What can we do about light pollution?

Light pollution can be a scourge for astronomers. But there are ways for the individual astronomer to reduce its effect on our observing sessions.

The glare of light pollution can be a menace for amateur astronomers. Credit: Steve Marsh

We often extol the virtues of the night sky and the many treasures our binoculars and telescopes will reveal. But spare a thought for the many who don’t have dark skies but are blighted by that enemy of the astronomer, light pollution.


The relentless waste of upward-pointing or misdirected light just seems to keep on getting worse, even despite the best efforts of campaign groups such as the Commission for Dark Skies.

They do tremendous work trying to educate and enlighten anyone who will listen as to why it is so important to reduce the scourge of light pollution.

And it is not just to give us dark skies so we can see the Milky Way in all its glory or view distant galaxies and the like, but to reduce our global emissions too.

Many of us have to contend with varying degrees of light pollution, from orange sodium skies to the white skies brought about by the many intense white ‘security’ (or should that be insecurity?) lights that seem to blast out white searchlight beams regardless of who wants to see the light or not.
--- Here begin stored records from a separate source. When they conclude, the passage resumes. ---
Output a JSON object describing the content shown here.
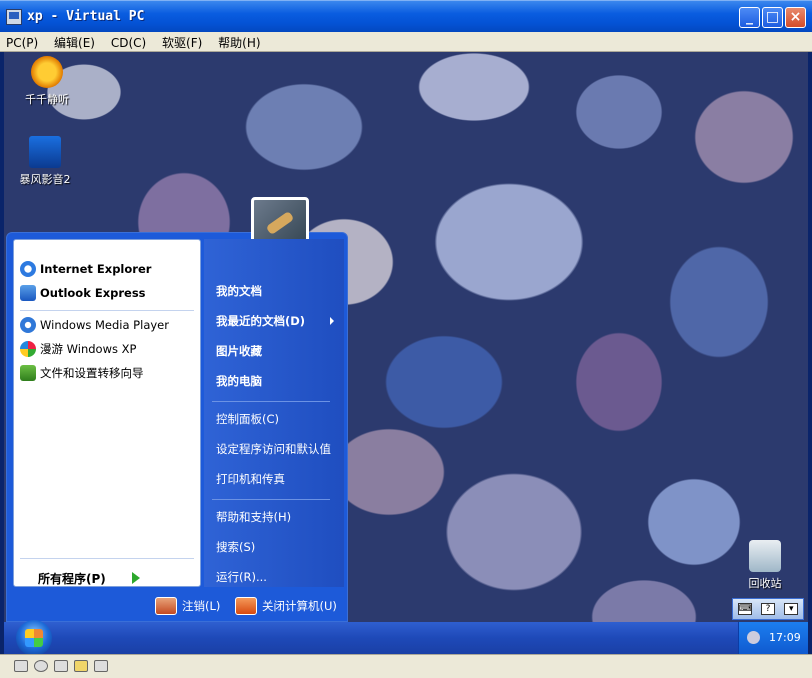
{
  "window": {
    "title": "xp - Virtual PC",
    "minimize": "_",
    "maximize": "□",
    "close": "×"
  },
  "menubar": [
    "PC(P)",
    "编辑(E)",
    "CD(C)",
    "软驱(F)",
    "帮助(H)"
  ],
  "desktop_icons": [
    {
      "label": "千千静听",
      "icon": "ttpod-icon"
    },
    {
      "label": "暴风影音2",
      "icon": "storm-player-icon"
    },
    {
      "label": "回收站",
      "icon": "recycle-bin-icon"
    }
  ],
  "start_menu": {
    "pinned": [
      "Internet Explorer",
      "Outlook Express"
    ],
    "recent": [
      "Windows Media Player",
      "漫游 Windows XP",
      "文件和设置转移向导"
    ],
    "all_programs": "所有程序(P)",
    "places_bold": [
      "我的文档",
      "我最近的文档(D)",
      "图片收藏",
      "我的电脑"
    ],
    "places_settings": [
      "控制面板(C)",
      "设定程序访问和默认值",
      "打印机和传真"
    ],
    "places_help": [
      "帮助和支持(H)",
      "搜索(S)",
      "运行(R)..."
    ],
    "logoff": "注销(L)",
    "shutdown": "关闭计算机(U)"
  },
  "taskbar": {
    "clock": "17:09"
  },
  "langbar": [
    "⌨",
    "?",
    "▾"
  ]
}
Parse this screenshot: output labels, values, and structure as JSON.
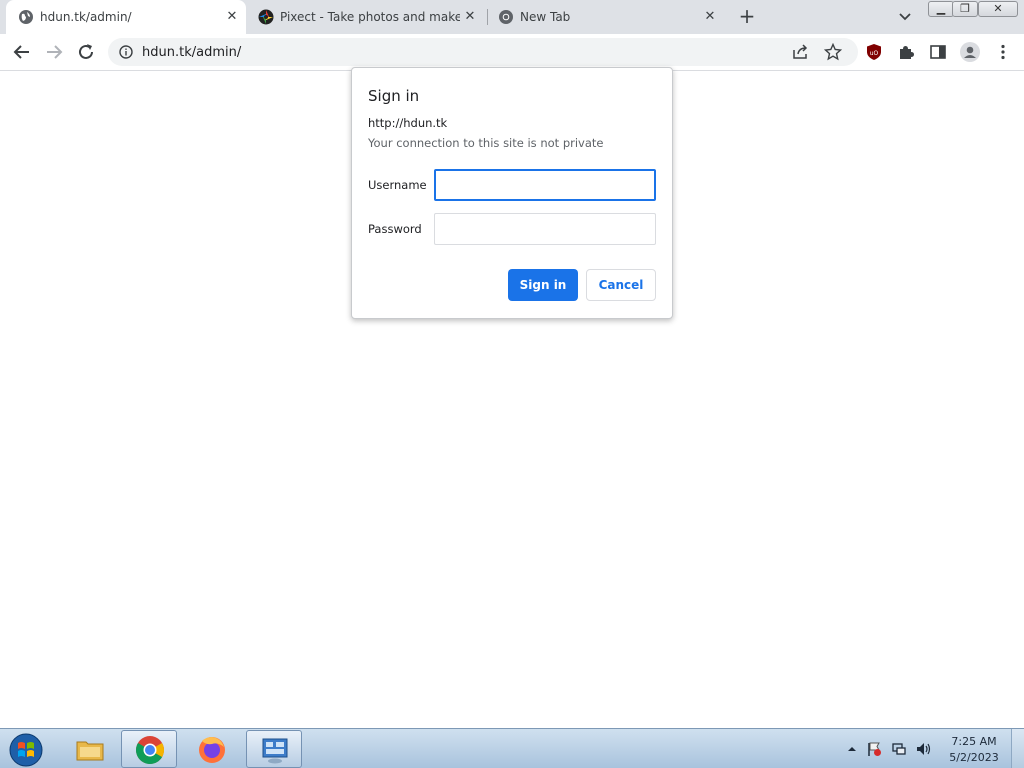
{
  "tabs": [
    {
      "title": "hdun.tk/admin/",
      "active": true,
      "icon": "globe-icon"
    },
    {
      "title": "Pixect - Take photos and make vi",
      "active": false,
      "icon": "pixect-icon"
    },
    {
      "title": "New Tab",
      "active": false,
      "icon": "chrome-icon"
    }
  ],
  "toolbar": {
    "url": "hdun.tk/admin/"
  },
  "dialog": {
    "title": "Sign in",
    "host": "http://hdun.tk",
    "note": "Your connection to this site is not private",
    "username_label": "Username",
    "password_label": "Password",
    "username_value": "",
    "password_value": "",
    "signin_label": "Sign in",
    "cancel_label": "Cancel"
  },
  "taskbar": {
    "time": "7:25 AM",
    "date": "5/2/2023",
    "items": [
      "start-orb",
      "file-explorer",
      "chrome",
      "firefox",
      "control-panel"
    ]
  },
  "colors": {
    "accent": "#1a73e8",
    "tabstrip": "#dee1e6",
    "omnibox": "#f1f3f4"
  }
}
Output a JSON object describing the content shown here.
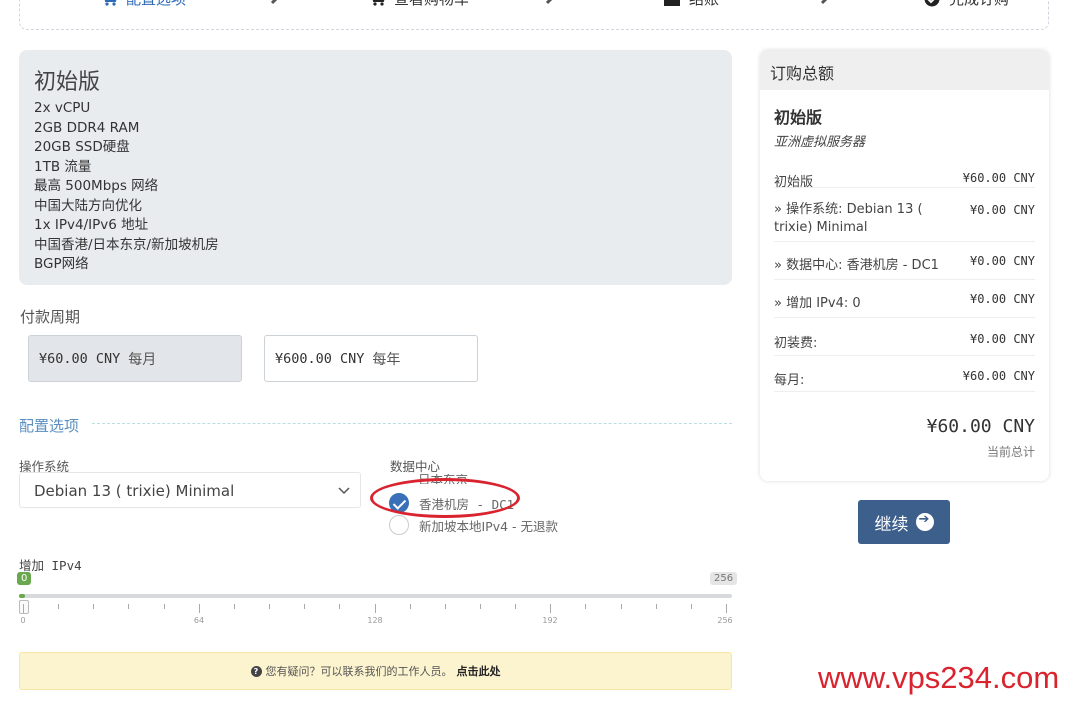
{
  "stepper": {
    "steps": [
      {
        "label": "配置选项",
        "icon": "cart-gear-icon"
      },
      {
        "label": "查看购物车",
        "icon": "cart-icon"
      },
      {
        "label": "结账",
        "icon": "cash-register-icon"
      },
      {
        "label": "完成订购",
        "icon": "check-circle-icon"
      }
    ],
    "active_color": "#2d6bb8"
  },
  "product": {
    "name": "初始版",
    "features": [
      "2x vCPU",
      "2GB DDR4 RAM",
      "20GB SSD硬盘",
      "1TB 流量",
      "最高 500Mbps 网络",
      "中国大陆方向优化",
      "1x IPv4/IPv6 地址",
      "中国香港/日本东京/新加坡机房",
      "BGP网络"
    ]
  },
  "billing": {
    "title": "付款周期",
    "options": [
      {
        "price": "¥60.00 CNY",
        "period": "每月",
        "selected": true
      },
      {
        "price": "¥600.00 CNY",
        "period": "每年",
        "selected": false
      }
    ]
  },
  "config": {
    "title": "配置选项",
    "os_label": "操作系统",
    "os_value": "Debian 13 ( trixie) Minimal",
    "dc_label": "数据中心",
    "dc_options": [
      {
        "label": "日本东京",
        "checked": false
      },
      {
        "label": "香港机房 - DC1",
        "checked": true
      },
      {
        "label": "新加坡本地IPv4 - 无退款",
        "checked": false
      }
    ],
    "ipv4_label": "增加 IPv4",
    "ipv4_value": "0",
    "ipv4_max": "256",
    "ticks": [
      "0",
      "64",
      "128",
      "192",
      "256"
    ]
  },
  "help": {
    "text": "您有疑问？可以联系我们的工作人员。",
    "link": "点击此处"
  },
  "summary": {
    "title": "订购总额",
    "product": "初始版",
    "group": "亚洲虚拟服务器",
    "lines": [
      {
        "label": "初始版",
        "amount": "¥60.00 CNY"
      },
      {
        "label": "» 操作系统: Debian 13 ( trixie) Minimal",
        "amount": "¥0.00 CNY"
      },
      {
        "label": "» 数据中心: 香港机房 - DC1",
        "amount": "¥0.00 CNY"
      },
      {
        "label": "» 增加 IPv4: 0",
        "amount": "¥0.00 CNY"
      },
      {
        "label": "初装费:",
        "amount": "¥0.00 CNY"
      },
      {
        "label": "每月:",
        "amount": "¥60.00 CNY"
      }
    ],
    "total": "¥60.00 CNY",
    "total_caption": "当前总计"
  },
  "continue_label": "继续",
  "watermark": "www.vps234.com"
}
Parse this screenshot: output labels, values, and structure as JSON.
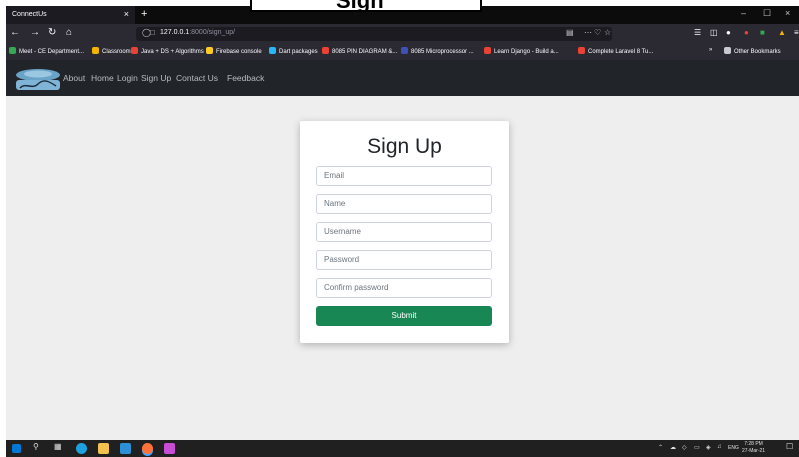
{
  "overlay": {
    "text": "Sign"
  },
  "browser": {
    "tab_title": "ConnectUs",
    "tab_close": "×",
    "new_tab": "+",
    "url_host": "127.0.0.1",
    "url_path": ":8000/sign_up/",
    "window_minimize": "–",
    "window_maximize": "☐",
    "window_close": "×",
    "bookmarks": [
      {
        "label": "Meet - CE Department...",
        "color": "#34a853"
      },
      {
        "label": "Classroom",
        "color": "#f4b400"
      },
      {
        "label": "Java + DS + Algorithms",
        "color": "#ea4335"
      },
      {
        "label": "Firebase console",
        "color": "#ffca28"
      },
      {
        "label": "Dart packages",
        "color": "#29b6f6"
      },
      {
        "label": "8085 PIN DIAGRAM &...",
        "color": "#ea4335"
      },
      {
        "label": "8085 Microprocessor ...",
        "color": "#3f51b5"
      },
      {
        "label": "Learn Django - Build a...",
        "color": "#ea4335"
      },
      {
        "label": "Complete Laravel 8 Tu...",
        "color": "#ea4335"
      }
    ],
    "other_bookmarks": "Other Bookmarks"
  },
  "app_nav": {
    "links": [
      "About",
      "Home",
      "Login",
      "Sign Up",
      "Contact Us",
      "Feedback"
    ]
  },
  "form": {
    "title": "Sign Up",
    "fields": [
      {
        "placeholder": "Email"
      },
      {
        "placeholder": "Name"
      },
      {
        "placeholder": "Username"
      },
      {
        "placeholder": "Password"
      },
      {
        "placeholder": "Confirm password"
      }
    ],
    "submit_label": "Submit",
    "submit_color": "#198754"
  },
  "taskbar": {
    "tray_lang": "ENG",
    "time": "7:28 PM",
    "date": "27-Mar-21"
  }
}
So, what can we do? Well, we can support the campaign groups on the one hand, but there are practical ways to minimise or get around the light pollution.

For those suffering from sodium style lighting then there are visual and imaging filters that do help: indeed for imaging, narrowband filters are a way to go and we often see such amazing images in both our monthly Gallery in the magazine and submitted for the Astronomy Photographer of the Year competition.

Often if a streetlight is disturbing you it is worth approaching your council to ask if it can be shielded in your direction.

If a neighbour’s security light is an issue then you could always ask them around for a viewing session.

You’ll be surprised at how often they are shocked at the effect of their light and then go back and do something about it.

The lights from towns and cities can blot out views of the night sky. Credit: iStock
The lights from towns and cities can blot out views of the night sky. Credit: iStock

When I was back living with my parents in a hamlet with no streetlights, a neighbour up the road and due south of me installed a humongous bright light pointing straight down at us.

He’d often mention wanting to look through my telescope, so I gave him a call and invited him down, knowing full well the light was on.

He happily came down as he could easily see the way then tried looking through the scope but had to shield his eyes from a certain bright light.

He had no idea it could have such an effect and immediately walked back up, turned off the light then did the natural thing and used a torch to come back down the lane.

And the reason for the light? Not for security, but for when he let the dog out to do its business, and he usually forgot to turn it off once the dog was let back indoors!

After his little observing session, he insisted I give him a call, regardless of the time, if the light was left on. Later in the year he discovered his electricity bill had dropped a little – all down to turning off that one over bright light!


Of course, there will always be exceptions and you can’t win every battle, but if you want to get the best out of your equipment then surely it is worth the effort of trying.